Digital Economy strategy - September 2022
September was a challenging month for investors
- Sentiment significantly worsened impacting most investments
- Macroeconomic and geopolitical risks continue to be dominant
- We expect companies will reset future growth forecasts during the 3rd quarter reporting period
Global equity markets declined sharply in September, with the MSCI ACWI falling 9.5%1 . There were very few bright spots amongst the macro data that was released during the month with high inflation trending in many regions of the world resulting in additional interest rate hikes (and suggestions of more to come) by central banks. This message was not well received by investors across many asset classes.
Expectations are increasingly factoring in a broad-based recession with the rising cost of living and the associated impact on the consumer continuing to be a headwind for businesses whilst the backdrop of the war in the Ukraine adds to current market uncertainty, contributing to higher energy prices and supports the current risk off sentiment.
Many companies have now completed their third quarter and will soon start to present these results and provide guidance for the fourth quarter. The sharp decline in value of currencies against the US dollar creates a headwind and hence further risk to growth for the remainder of 2022 and 2023.
Portfolio positioning and performance
September was a difficult month across the board within our strategy as sentiment significantly worsened resulting in most investments seeing a fall in their value. At the margin some of our Cybersecurity holdings generated a positive return, due to the defensive aspects of these company’s products.
The Enabler sub-theme (with the Data & Enablers theme) detracted most from performance during September. This sub-theme contains investments in software and IT service companies who have recently been highlighted a longer duration in the sales process during the last reporting period. We note that when there is macro uncertainty, companies can often defer investment in new technology or projects as they reassess their budgets and cash flow for a more difficult operating environment. However, we believe that key investments cannot be paused forever and that these spending intentions will return as more certainty returns to global economies.
We sold the remainder of our investment in Zendesk, following the bid proposed by a consortium of private equity firms to acquire the company. We also sold our position in real estate business Duke Realty which is being acquired by peer Prologis in an all-stock transaction. We continued to add to our investments in cybersecurity firms, CyberArk Software, Tenable Holdings and Splunk.
Whilst macro-economic and geo-political uncertainty continue, we would expect markets to remain volatile. The pressures from inflation, a strong US dollar, higher energy costs and rising interest rates will continue to have a negative impact on consumer spending and businesses exposed to consumer spending.
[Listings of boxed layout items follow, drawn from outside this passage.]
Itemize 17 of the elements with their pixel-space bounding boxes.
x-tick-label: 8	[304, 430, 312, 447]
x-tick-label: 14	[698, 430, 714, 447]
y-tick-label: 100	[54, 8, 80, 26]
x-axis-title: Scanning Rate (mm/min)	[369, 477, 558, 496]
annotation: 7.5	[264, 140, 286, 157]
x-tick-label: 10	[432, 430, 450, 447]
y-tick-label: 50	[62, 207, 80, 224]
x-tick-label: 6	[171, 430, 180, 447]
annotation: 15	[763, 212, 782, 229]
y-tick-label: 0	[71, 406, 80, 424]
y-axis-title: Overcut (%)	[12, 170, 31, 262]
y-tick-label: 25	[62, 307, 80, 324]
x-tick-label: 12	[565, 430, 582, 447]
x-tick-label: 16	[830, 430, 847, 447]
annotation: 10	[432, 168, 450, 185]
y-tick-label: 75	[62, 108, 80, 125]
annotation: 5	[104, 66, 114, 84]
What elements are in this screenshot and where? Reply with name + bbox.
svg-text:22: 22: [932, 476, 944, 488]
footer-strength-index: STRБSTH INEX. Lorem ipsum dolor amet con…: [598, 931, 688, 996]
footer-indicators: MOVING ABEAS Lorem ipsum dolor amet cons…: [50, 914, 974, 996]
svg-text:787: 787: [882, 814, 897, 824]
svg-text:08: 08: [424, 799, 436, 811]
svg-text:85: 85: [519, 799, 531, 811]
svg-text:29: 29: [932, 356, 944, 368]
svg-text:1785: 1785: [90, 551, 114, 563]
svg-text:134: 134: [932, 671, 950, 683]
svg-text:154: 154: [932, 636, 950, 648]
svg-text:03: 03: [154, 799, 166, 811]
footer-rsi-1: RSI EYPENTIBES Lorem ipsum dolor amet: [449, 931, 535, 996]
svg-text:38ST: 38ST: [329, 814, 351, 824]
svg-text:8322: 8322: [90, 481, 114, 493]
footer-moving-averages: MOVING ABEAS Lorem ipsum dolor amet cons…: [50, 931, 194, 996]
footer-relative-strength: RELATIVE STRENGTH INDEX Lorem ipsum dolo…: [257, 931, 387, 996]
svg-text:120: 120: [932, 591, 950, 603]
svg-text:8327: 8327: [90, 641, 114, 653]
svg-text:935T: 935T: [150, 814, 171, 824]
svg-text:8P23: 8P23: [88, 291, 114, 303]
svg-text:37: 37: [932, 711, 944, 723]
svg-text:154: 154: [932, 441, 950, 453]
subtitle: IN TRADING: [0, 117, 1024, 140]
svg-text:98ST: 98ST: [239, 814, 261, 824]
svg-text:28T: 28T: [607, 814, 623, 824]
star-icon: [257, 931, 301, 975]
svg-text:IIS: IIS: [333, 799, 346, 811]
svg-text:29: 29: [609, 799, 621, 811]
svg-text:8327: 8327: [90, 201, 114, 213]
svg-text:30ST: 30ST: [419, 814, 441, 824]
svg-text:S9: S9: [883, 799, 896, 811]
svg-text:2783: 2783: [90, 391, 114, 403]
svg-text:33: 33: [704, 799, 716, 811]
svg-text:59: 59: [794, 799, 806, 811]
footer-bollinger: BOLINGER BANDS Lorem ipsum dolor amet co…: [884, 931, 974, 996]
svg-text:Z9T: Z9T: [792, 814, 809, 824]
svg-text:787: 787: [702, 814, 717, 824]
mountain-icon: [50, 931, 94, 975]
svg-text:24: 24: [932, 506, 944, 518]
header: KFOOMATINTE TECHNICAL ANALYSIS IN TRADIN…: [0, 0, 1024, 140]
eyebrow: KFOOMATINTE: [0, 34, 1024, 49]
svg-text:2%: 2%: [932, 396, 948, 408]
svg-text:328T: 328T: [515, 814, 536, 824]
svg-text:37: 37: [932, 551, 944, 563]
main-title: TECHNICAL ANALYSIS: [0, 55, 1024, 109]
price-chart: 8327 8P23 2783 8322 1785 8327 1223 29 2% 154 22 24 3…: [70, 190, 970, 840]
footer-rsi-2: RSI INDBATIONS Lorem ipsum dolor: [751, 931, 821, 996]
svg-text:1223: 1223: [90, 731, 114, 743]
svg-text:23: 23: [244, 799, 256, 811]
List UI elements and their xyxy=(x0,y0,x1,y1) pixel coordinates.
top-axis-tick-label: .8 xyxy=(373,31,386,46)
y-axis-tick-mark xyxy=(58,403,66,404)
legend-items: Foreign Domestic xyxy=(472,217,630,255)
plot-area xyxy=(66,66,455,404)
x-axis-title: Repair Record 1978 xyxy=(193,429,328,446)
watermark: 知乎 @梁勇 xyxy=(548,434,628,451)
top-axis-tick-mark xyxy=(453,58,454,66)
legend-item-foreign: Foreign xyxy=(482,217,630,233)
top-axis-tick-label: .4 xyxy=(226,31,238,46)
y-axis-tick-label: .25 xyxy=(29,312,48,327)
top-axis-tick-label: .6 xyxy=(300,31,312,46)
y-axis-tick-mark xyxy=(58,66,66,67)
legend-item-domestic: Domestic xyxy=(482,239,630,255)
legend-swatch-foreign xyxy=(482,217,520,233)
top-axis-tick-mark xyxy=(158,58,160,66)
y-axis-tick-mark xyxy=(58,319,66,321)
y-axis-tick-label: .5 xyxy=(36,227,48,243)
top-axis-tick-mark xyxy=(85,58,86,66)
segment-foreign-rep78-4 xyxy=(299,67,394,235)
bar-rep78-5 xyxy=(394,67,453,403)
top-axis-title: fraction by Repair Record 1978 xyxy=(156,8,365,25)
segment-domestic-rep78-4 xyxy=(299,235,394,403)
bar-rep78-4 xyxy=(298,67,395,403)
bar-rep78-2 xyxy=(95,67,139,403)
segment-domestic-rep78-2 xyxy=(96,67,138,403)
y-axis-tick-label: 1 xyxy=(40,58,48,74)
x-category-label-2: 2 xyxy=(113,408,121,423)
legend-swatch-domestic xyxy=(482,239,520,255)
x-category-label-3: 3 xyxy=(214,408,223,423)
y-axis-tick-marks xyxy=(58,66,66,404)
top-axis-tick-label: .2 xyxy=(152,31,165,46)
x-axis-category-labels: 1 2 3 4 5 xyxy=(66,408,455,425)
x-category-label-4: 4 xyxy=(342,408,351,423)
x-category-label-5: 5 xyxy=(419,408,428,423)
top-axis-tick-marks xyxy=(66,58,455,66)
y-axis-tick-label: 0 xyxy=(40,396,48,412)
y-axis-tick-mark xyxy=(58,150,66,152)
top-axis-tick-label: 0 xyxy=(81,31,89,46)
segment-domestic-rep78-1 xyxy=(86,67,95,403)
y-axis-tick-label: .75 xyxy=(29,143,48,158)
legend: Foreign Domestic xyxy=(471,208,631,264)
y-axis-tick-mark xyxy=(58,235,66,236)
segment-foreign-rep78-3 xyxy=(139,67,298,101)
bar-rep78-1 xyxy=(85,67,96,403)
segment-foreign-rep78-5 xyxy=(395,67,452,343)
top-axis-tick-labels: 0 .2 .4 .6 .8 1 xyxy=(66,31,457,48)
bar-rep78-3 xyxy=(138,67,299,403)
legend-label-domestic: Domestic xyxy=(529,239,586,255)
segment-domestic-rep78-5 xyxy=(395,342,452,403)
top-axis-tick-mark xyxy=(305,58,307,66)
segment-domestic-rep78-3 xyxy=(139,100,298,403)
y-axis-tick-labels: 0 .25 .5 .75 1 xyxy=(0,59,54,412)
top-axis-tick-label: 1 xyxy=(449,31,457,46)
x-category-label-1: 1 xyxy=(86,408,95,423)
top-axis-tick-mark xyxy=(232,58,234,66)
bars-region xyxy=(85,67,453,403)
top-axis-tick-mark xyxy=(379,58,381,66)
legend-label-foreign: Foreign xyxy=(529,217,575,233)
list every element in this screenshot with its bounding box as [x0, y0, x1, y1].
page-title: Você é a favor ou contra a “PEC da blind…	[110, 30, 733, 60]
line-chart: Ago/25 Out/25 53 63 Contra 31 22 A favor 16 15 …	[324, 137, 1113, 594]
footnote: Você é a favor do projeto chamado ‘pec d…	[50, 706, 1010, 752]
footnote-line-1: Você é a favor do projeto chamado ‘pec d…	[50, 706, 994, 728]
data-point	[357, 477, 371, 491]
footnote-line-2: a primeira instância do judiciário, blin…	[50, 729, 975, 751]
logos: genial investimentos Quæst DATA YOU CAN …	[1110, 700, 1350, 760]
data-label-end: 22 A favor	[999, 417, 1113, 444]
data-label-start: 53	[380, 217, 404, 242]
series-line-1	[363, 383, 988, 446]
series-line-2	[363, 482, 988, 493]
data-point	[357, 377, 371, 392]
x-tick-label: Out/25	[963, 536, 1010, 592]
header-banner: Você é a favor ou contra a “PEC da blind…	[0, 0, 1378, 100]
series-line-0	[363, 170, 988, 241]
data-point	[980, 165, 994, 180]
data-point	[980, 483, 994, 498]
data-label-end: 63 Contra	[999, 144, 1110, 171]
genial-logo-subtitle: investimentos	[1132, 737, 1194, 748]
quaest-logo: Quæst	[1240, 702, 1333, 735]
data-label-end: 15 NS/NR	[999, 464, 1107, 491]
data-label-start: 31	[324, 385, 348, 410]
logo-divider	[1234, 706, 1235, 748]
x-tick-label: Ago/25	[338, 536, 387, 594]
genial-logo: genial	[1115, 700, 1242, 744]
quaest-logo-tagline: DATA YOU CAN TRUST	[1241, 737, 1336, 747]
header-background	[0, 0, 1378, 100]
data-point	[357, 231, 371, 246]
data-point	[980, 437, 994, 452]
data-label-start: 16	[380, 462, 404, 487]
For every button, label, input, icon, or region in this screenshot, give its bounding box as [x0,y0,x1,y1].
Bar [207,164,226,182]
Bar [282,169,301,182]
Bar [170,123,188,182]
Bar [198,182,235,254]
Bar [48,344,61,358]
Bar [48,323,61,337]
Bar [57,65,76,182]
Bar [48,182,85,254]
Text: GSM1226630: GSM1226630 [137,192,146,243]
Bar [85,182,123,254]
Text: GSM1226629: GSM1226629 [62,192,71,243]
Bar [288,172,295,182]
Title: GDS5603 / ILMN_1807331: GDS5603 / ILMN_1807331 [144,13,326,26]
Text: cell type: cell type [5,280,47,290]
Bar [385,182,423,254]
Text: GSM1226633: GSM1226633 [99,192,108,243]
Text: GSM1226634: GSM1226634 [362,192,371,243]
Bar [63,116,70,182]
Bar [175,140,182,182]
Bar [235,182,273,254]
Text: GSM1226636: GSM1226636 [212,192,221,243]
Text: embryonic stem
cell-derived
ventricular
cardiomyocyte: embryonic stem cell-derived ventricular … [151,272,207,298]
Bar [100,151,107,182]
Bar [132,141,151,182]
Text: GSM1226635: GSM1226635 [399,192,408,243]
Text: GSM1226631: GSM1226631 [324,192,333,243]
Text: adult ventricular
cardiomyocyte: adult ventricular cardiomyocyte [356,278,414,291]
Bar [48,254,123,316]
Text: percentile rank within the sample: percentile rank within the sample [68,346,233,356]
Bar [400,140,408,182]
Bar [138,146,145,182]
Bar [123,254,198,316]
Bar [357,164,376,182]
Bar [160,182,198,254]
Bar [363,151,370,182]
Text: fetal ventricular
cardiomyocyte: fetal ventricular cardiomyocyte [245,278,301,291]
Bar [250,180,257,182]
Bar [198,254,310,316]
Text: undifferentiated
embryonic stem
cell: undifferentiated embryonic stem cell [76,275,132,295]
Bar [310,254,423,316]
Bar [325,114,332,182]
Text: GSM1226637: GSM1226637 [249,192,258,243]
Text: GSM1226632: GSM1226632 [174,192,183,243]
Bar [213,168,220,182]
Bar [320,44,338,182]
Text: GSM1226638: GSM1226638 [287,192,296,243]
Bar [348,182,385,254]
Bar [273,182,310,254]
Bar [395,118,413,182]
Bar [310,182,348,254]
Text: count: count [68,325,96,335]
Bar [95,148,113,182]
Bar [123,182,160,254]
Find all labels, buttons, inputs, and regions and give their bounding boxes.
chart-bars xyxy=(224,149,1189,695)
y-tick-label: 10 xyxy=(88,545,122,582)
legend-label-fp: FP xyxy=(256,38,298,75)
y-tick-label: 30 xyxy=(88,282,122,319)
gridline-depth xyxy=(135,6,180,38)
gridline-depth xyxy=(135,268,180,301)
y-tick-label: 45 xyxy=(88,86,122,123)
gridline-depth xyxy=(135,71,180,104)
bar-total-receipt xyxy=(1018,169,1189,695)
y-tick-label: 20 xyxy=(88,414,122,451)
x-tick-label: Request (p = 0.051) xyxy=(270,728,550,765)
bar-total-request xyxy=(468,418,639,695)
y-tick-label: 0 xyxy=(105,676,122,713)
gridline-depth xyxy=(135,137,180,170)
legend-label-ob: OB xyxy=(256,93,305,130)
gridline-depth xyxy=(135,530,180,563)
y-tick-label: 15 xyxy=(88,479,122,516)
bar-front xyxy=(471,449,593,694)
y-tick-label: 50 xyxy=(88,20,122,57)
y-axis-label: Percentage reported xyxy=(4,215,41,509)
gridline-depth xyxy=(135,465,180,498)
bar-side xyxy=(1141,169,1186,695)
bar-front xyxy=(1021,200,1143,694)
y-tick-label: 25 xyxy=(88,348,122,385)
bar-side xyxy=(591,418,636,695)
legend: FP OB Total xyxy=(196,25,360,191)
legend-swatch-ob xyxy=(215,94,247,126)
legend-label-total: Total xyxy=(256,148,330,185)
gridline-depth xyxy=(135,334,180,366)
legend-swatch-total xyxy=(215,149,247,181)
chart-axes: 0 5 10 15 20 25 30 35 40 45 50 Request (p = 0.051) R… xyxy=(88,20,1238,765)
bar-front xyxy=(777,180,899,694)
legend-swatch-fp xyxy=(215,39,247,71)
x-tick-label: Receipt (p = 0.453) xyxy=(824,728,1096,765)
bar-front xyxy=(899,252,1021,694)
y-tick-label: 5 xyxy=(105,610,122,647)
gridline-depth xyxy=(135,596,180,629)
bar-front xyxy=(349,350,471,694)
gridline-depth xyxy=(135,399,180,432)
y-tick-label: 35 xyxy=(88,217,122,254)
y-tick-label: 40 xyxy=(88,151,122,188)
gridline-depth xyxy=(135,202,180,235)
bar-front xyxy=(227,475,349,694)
Near term growth expectations will likely be reset over the coming months. However, we believe the longer-term growth potential for many of the companies within the Digital Economy strategy are likely to remain elevated above broader economic growth rates over the duration of an investment cycle and with the contraction of valuations we believe there are many attractive investment opportunities arising. We are mindful that equity markets can overshoot in both directions, so we are not trying to call the bottom, but we do believe that our investment philosophy around identifying long term themes and the companies that will benefit from these themes remains intact despite the near-term challenges.
Whilst the long-term growth trends to which the fund is exposed are still intact the strength of the global economy may influence the pace of this growth. It is even more important that we continue to focus on quality within our investment universe, identifying management teams who we believe can navigate their organisations through these challenging times.
Long term investment trends that our strategy is exposed to such as the growth in online advertising, the adoption of e-commerce and the importance of having a reliable and safe transaction and fulfilment operation continue to play an important role in many successful business models even in a difficult economic environment. Arguably, the ability for companies to harness the power of data and digitalisation to make themselves more productive and efficient play an even more vital role during times when growth has become scarce.
No assurance can be given that the Digital Economy strategy will be successful. Investors can lose some or all of their capital invested. The Digital Economy is subject to risks including Equity; Emerging Markets; Global Investments; Investments in small and/or micro capitalisation universe; Investments in specific sectors or asset classes; ESG.